The Critical Hit Show has ‘the best audience in the city,’ according to Eric Fell
Catch a combination of D&D and improv at the Rio on April 26
Fans of Dungeons & Dragons will want to be at the Rio Theatre on April 26.
That’s when the Critical Hit Show, which has been running intermittently at the Rio for over a decade now, will have its next show, combining table-top role playing games (TTRPGs) with improv to make for a truly magical night.
Eric Fell, the show’s creator, game master, and spokesperson, said in a phone interview with the Straight that it all got started when he walked by a gaming store in Surrey back in 2011. He had been flipping through a Dungeon Master’s book when he saw a page that spoke to the improv aspect of the game.
“I thought, ‘Oh, hang on. I bet that's gonna make a good comedy show.’” So he ended up getting the people at the gaming store to teach him how to play, wrangled a few comedy friends together, and “next thing we know, we're at the Rio Theatre doing what we thought was one show and one show only.” That was nearly 12 years ago.
Fell takes an episodic approach to his game in order for the same characters and world to be able to exist for so long. He doesn’t level up the characters, and there’s an ongoing bit where the wizard is constantly trying to get some character development, to no avail.
They don’t, actually, even play D&D. Instead, they use a variant called 13th Age, which was created after a few designers of D&D’s third and fourth editions got together to make something a little different. Fell says that the rules work better for the kind of game he plays.
“It requires, I would say, less of a learning curve. It is a lot of fun. But, you're still rolling your dice, you're killing your monsters.”
The lower learning curve is important, because there are occasions during the Critical Hit Show where audience members—be they TTRPG gods or complete amateurs—are pulled up onto the stage to participate. One of the Critical Hit Show’s core members, Ellen MacNevin, started off as an audience member. She eventually became the party’s unpaid intern, and worked her way up to being a full party member.
“I literally met her on stage. And, you know, now I'm like, Ellen, come to my wedding. So that's actually how we found a cast member,” says Fell. “That wasn't meant to be the case, but that's absolutely hilarious that she started off as an unpaid intern, and then landed the job.”
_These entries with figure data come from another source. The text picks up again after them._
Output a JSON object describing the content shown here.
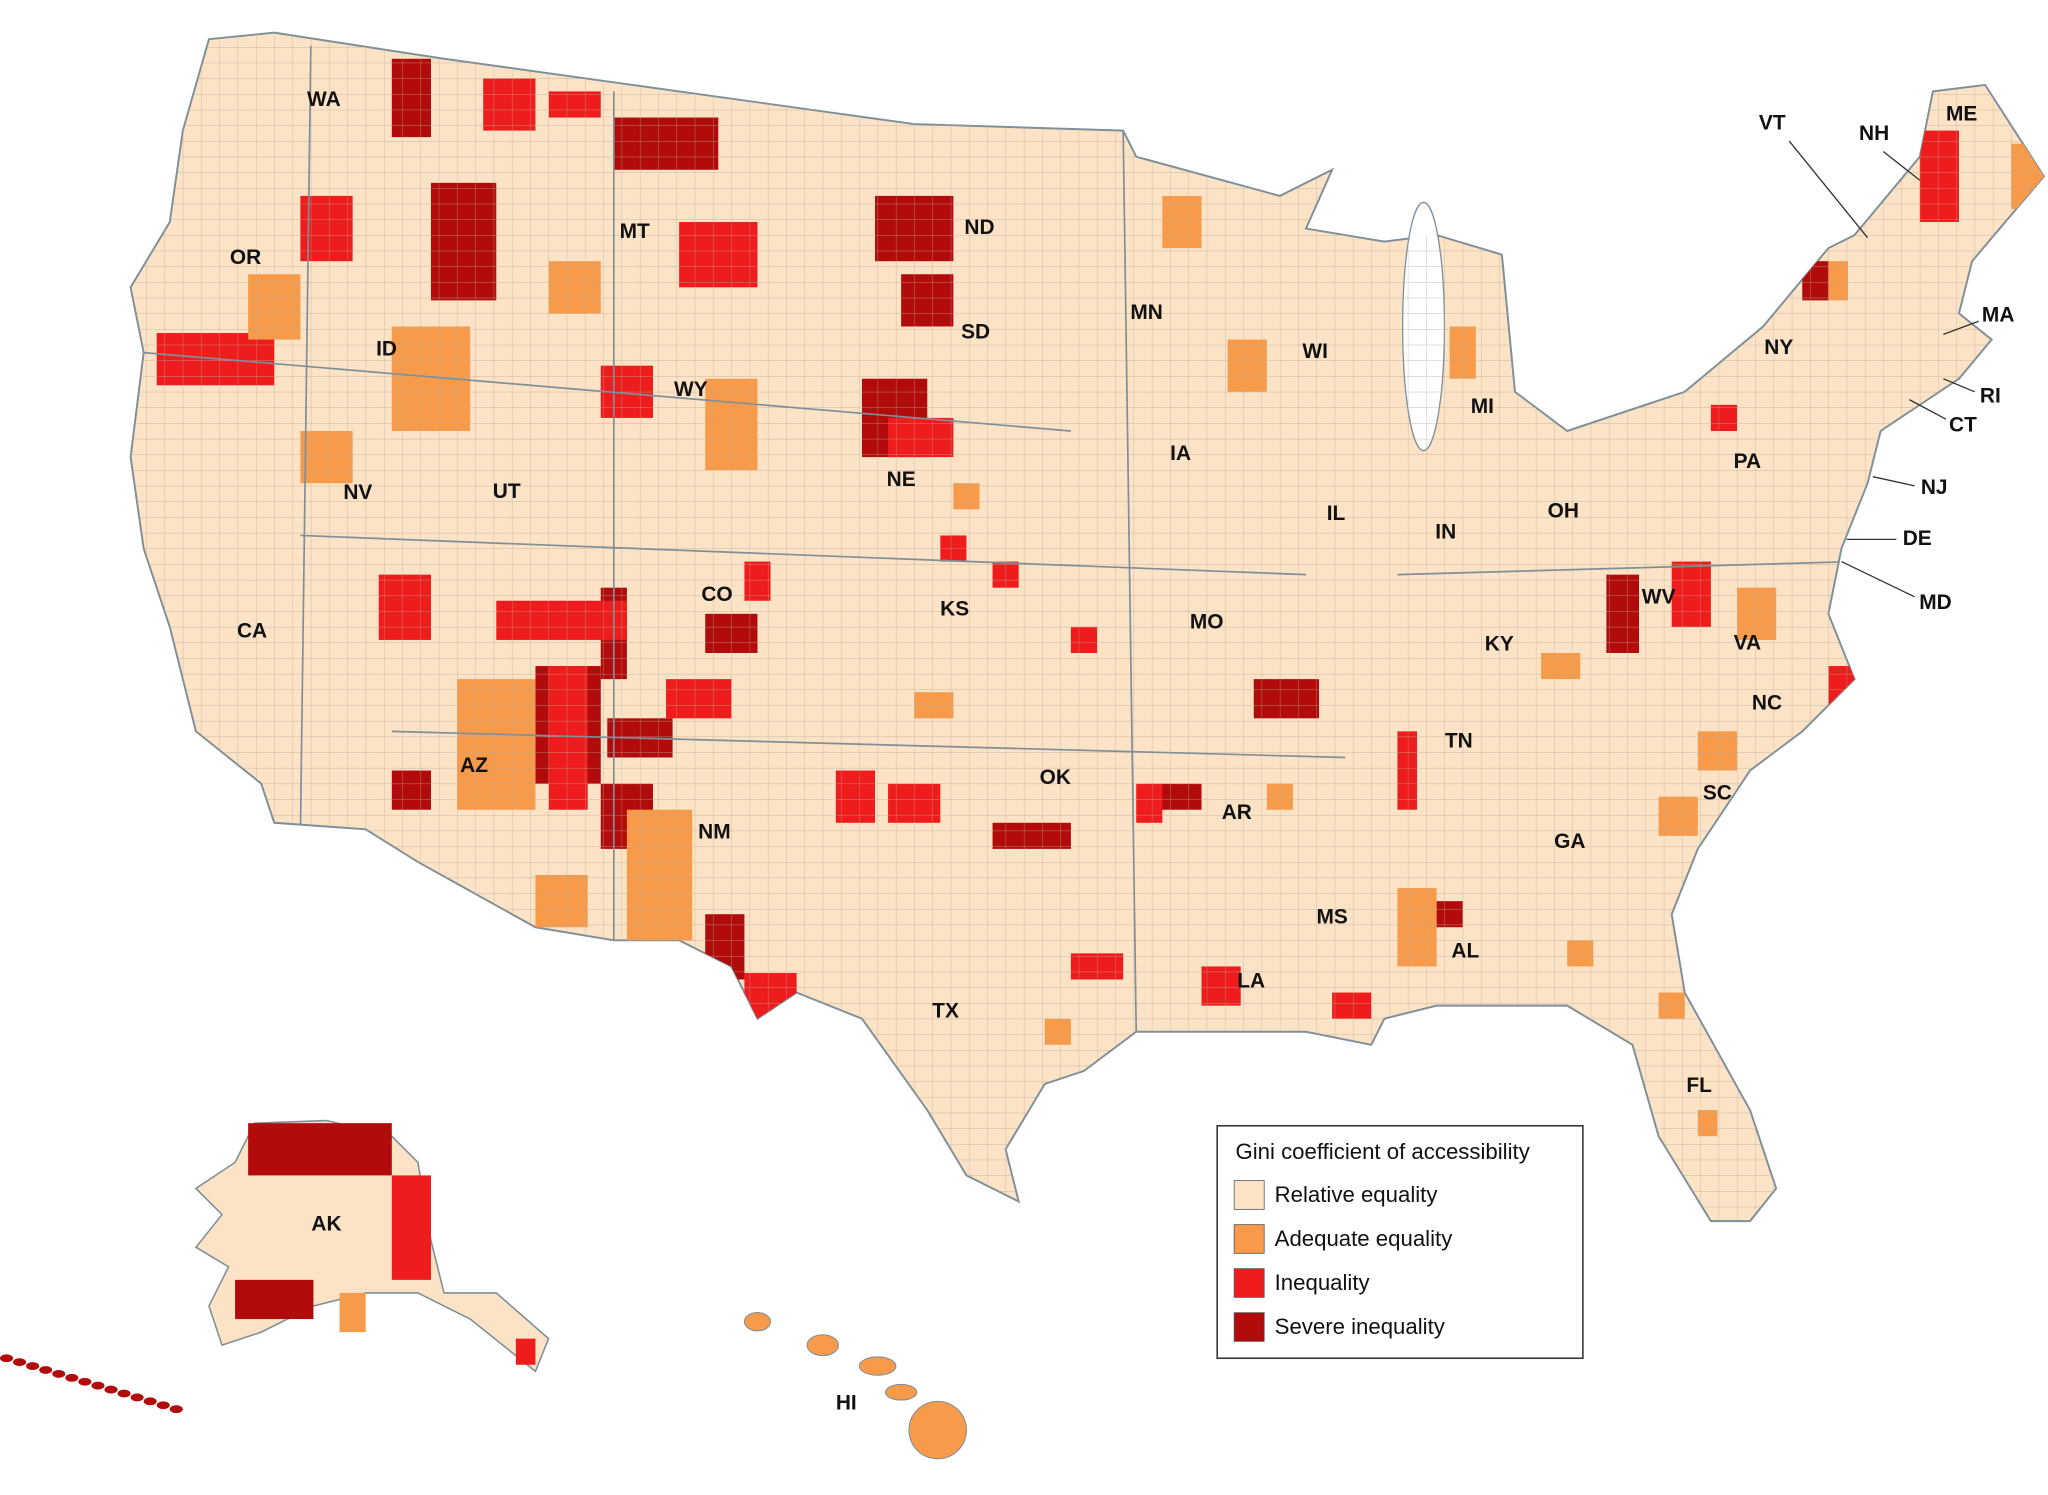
{
  "map": {
    "states": [
      "WA",
      "OR",
      "ID",
      "MT",
      "WY",
      "NV",
      "UT",
      "CA",
      "AZ",
      "CO",
      "NM",
      "ND",
      "SD",
      "NE",
      "KS",
      "OK",
      "TX",
      "MN",
      "IA",
      "MO",
      "AR",
      "LA",
      "WI",
      "IL",
      "MI",
      "IN",
      "OH",
      "KY",
      "TN",
      "MS",
      "AL",
      "GA",
      "FL",
      "SC",
      "NC",
      "VA",
      "WV",
      "PA",
      "NY",
      "VT",
      "NH",
      "ME",
      "MA",
      "RI",
      "CT",
      "NJ",
      "DE",
      "MD",
      "AK",
      "HI"
    ],
    "legend": {
      "title": "Gini coefficient of accessibility",
      "items": [
        {
          "label": "Relative equality",
          "color": "#fce3c6"
        },
        {
          "label": "Adequate equality",
          "color": "#f79b4a"
        },
        {
          "label": "Inequality",
          "color": "#ee1c1c"
        },
        {
          "label": "Severe inequality",
          "color": "#b20b0b"
        }
      ]
    }
  }
}
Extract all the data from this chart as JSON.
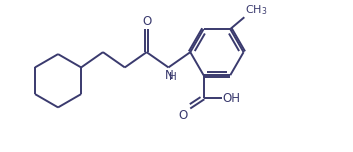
{
  "line_color": "#3a3a6e",
  "bg_color": "#ffffff",
  "line_width": 1.4,
  "font_size": 8.5,
  "fig_w": 3.53,
  "fig_h": 1.52,
  "dpi": 100,
  "xlim": [
    0,
    9.5
  ],
  "ylim": [
    0,
    4.0
  ]
}
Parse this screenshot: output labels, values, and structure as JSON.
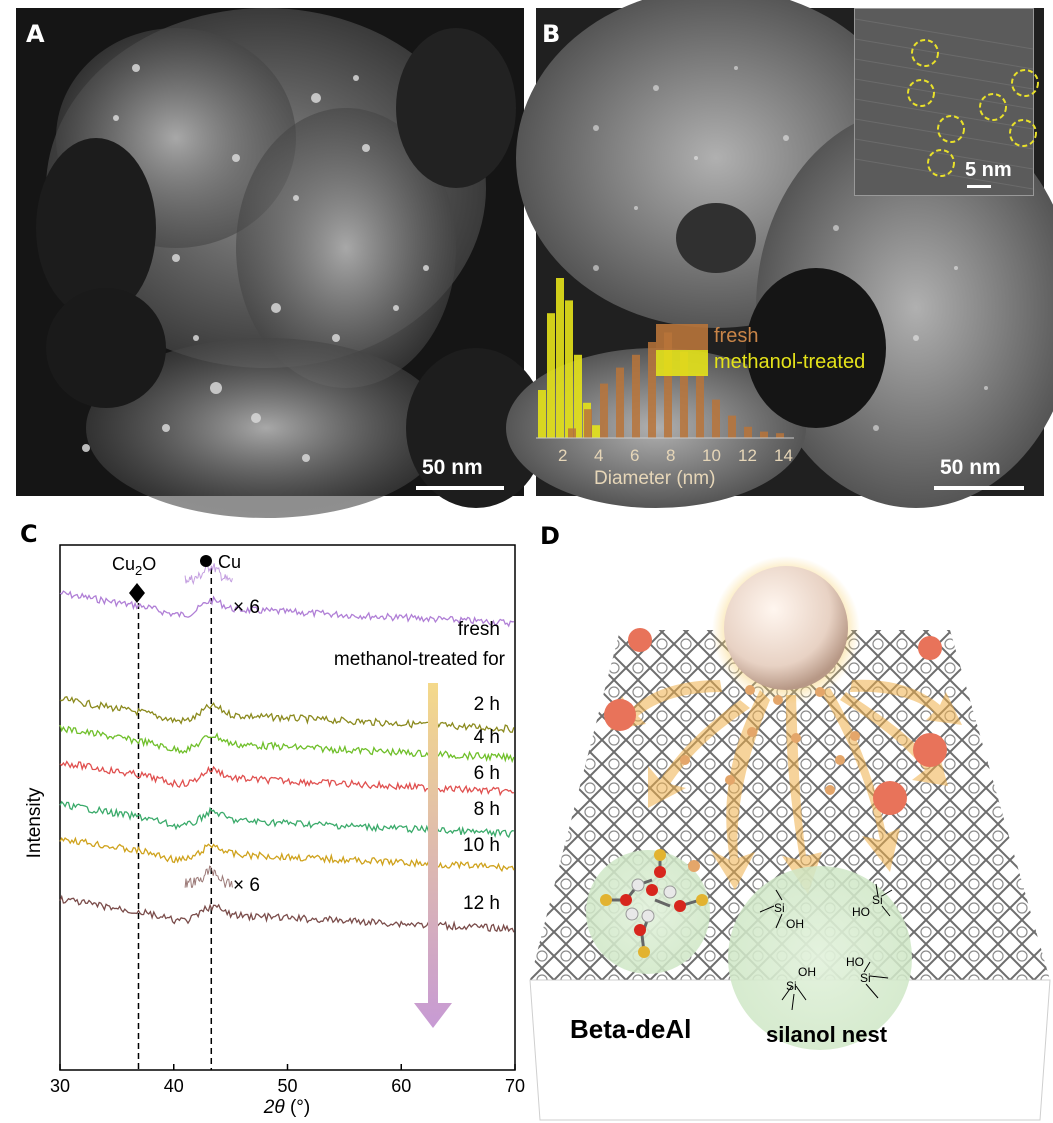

It helps, too, that the fans of the Critical Hit Show are what Fell describes as the best in Vancouver.
“The hill that I will die on is that the Critical Hit Show has the best audience in the city. They’re just so nice. Sometimes I’ll show up with bags and boxes and things, and the people lined up out the door will ask ‘do you need a hand with that?’ or they’ll give us [fan] art of us. One year, a bunch of people dressed up as us for Halloween,” he says, baffled. “There is someone dressed as me for Halloween, and she even dyed her hair.”
Fell notes that the collaborative aspect of the game is likely where much of the magic lies, why the audience is so onboard with the shenanigans that the party finds itself in on the Rio stage year after year, and what makes games like 13th Age and D&D so special.
“It's an excuse for people to hang out with their friends and laugh. It's a sort of communal storytelling activity where we’re all in. We're literally sitting around a table, and taking turns to say ‘and this happens next. And this happens next, this happens next.’ And you're all building something cool, hopefully, together. And I think that is a big part of it.”
The Critical Hit Show’s next show will be at the Rio Theatre on Wednesday, April 26.